If you must be a ringleader

Recommendations for running several agents at once on one branch (no worktrees):

  • You (human): seed each spec once with this exact line near the top:

    Spec claimed by agent: <unclaimed>
    
  • The agents: paste this exact block into PROMPT.md line 3:

    Other agents are working this repo. Before touching code, pick a spec whose claim line is
    <unclaimed>, replace it with your name, and commit that claim first. Own that spec's file and its
    tests. Set the line back to <unclaimed> on your last commit.
    
  • What fails when agents do not claim specs/work: agents all pick the top-priority spec, duplicate work, and leave a half-staged git index.
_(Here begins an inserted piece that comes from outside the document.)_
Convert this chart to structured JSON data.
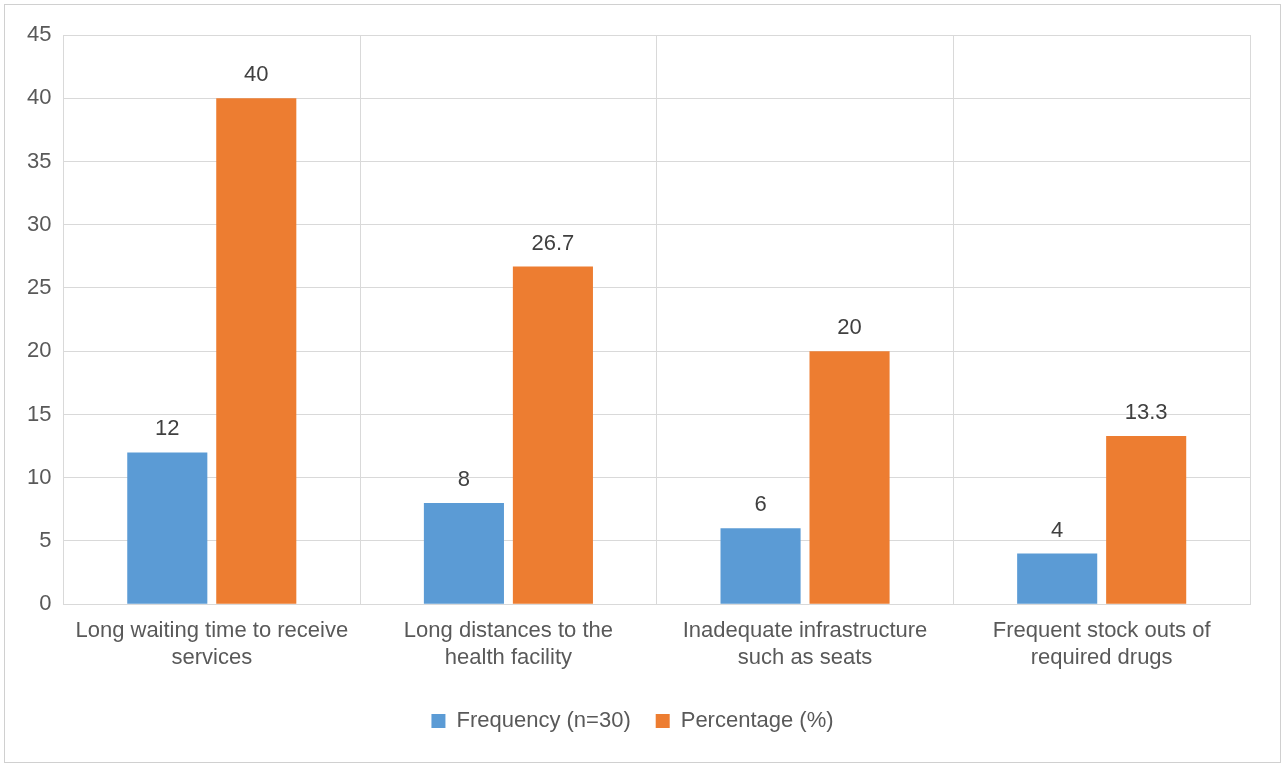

  • What fails with too little time i.e. MAX_MINUTES too low: a worker dies mid-gate before it can commit. Give each iteration enough minutes to finish (the gate itself takes a while). One successful iteration needs ~2-3 min of pure overhead aside from 'real' work.
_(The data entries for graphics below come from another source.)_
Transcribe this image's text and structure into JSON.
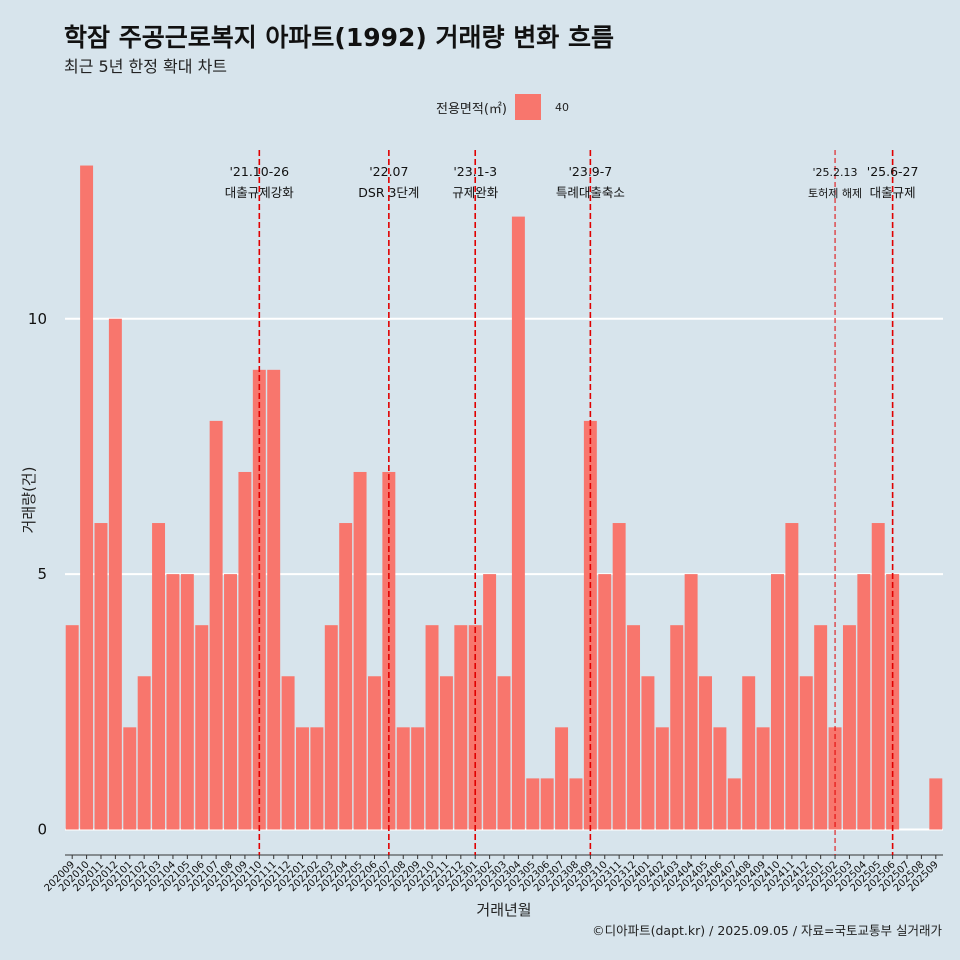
{
  "title": "학잠 주공근로복지 아파트(1992) 거래량 변화 흐름",
  "subtitle": "최근 5년 한정 확대 차트",
  "legend": {
    "title": "전용면적(㎡)",
    "entries": [
      {
        "label": "40",
        "color": "#f8766d"
      }
    ]
  },
  "caption": "©디아파트(dapt.kr) / 2025.09.05 / 자료=국토교통부 실거래가",
  "chart_data": {
    "type": "bar",
    "xlabel": "거래년월",
    "ylabel": "거래량(건)",
    "ylim": [
      -0.5,
      13.5
    ],
    "yticks": [
      0,
      5,
      10
    ],
    "grid": "horizontal major lines, white",
    "legend_position": "top",
    "bar_color": "#f8766d",
    "categories": [
      "202009",
      "202010",
      "202011",
      "202012",
      "202101",
      "202102",
      "202103",
      "202104",
      "202105",
      "202106",
      "202107",
      "202108",
      "202109",
      "202110",
      "202111",
      "202112",
      "202201",
      "202202",
      "202203",
      "202204",
      "202205",
      "202206",
      "202207",
      "202208",
      "202209",
      "202210",
      "202211",
      "202212",
      "202301",
      "202302",
      "202303",
      "202304",
      "202305",
      "202306",
      "202307",
      "202308",
      "202309",
      "202310",
      "202311",
      "202312",
      "202401",
      "202402",
      "202403",
      "202404",
      "202405",
      "202406",
      "202407",
      "202408",
      "202409",
      "202410",
      "202411",
      "202412",
      "202501",
      "202502",
      "202503",
      "202504",
      "202505",
      "202506",
      "202507",
      "202508",
      "202509"
    ],
    "series": [
      {
        "name": "40",
        "values": [
          4,
          13,
          6,
          10,
          2,
          3,
          6,
          5,
          5,
          4,
          8,
          5,
          7,
          9,
          9,
          3,
          2,
          2,
          4,
          6,
          7,
          3,
          7,
          2,
          2,
          4,
          3,
          4,
          4,
          5,
          3,
          12,
          1,
          1,
          2,
          1,
          8,
          5,
          6,
          4,
          3,
          2,
          4,
          5,
          3,
          2,
          1,
          3,
          2,
          5,
          6,
          3,
          4,
          2,
          4,
          5,
          6,
          5,
          0,
          0,
          1
        ]
      }
    ],
    "annotations": [
      {
        "at": "202110",
        "date": "'21.10-26",
        "label": "대출규제강화",
        "style": "dashed-red",
        "size": "normal"
      },
      {
        "at": "202207",
        "date": "'22.07",
        "label": "DSR 3단계",
        "style": "dashed-red",
        "size": "normal"
      },
      {
        "at": "202301",
        "date": "'23.1-3",
        "label": "규제완화",
        "style": "dashed-red",
        "size": "normal"
      },
      {
        "at": "202309",
        "date": "'23.9-7",
        "label": "특례대출축소",
        "style": "dashed-red",
        "size": "normal"
      },
      {
        "at": "202502",
        "date": "'25.2.13",
        "label": "토허제 해제",
        "style": "thin-dashed-red",
        "size": "small"
      },
      {
        "at": "202506",
        "date": "'25.6-27",
        "label": "대출규제",
        "style": "dashed-red",
        "size": "normal"
      }
    ]
  }
}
    • A worker killed too soon leaves its spec claim STUCK: spec stays locked to its name. No other agent will take it until a human resets the line to <unclaimed>.
    • preflight on git commit: ~ a few seconds
    • full gate on git push: ~20-48s
    • push + cleanup: ~ few seconds -
  • Do not rely on agent names for coordination: agents self-name inconsistently and can collide (e.g. two both call themselves the same thing). Names are for human blame/log-matching only; the claim line + committed code are what actually coordinate.

  • Which doc does what:

    • specs = the product work
    • docs/PROMPT.md = how to operate headlessly
    • repo + green gate = the source of truth
    • docs/PROJECT_STATUS.md is a human-readable record, not authoritative
  • No branch/worktree creation in this harness was intentional:

    1. For simplicity and maintainability of the framework.
    2. Because a fresh iteration can't see the unmerged work in another worktree, so agents miss context and scramble to merge while conflicts pile up.
    3. Change this behavior if you're comfortable with granting agents machine access, feeding context to agents, and managing rapidly moving git history.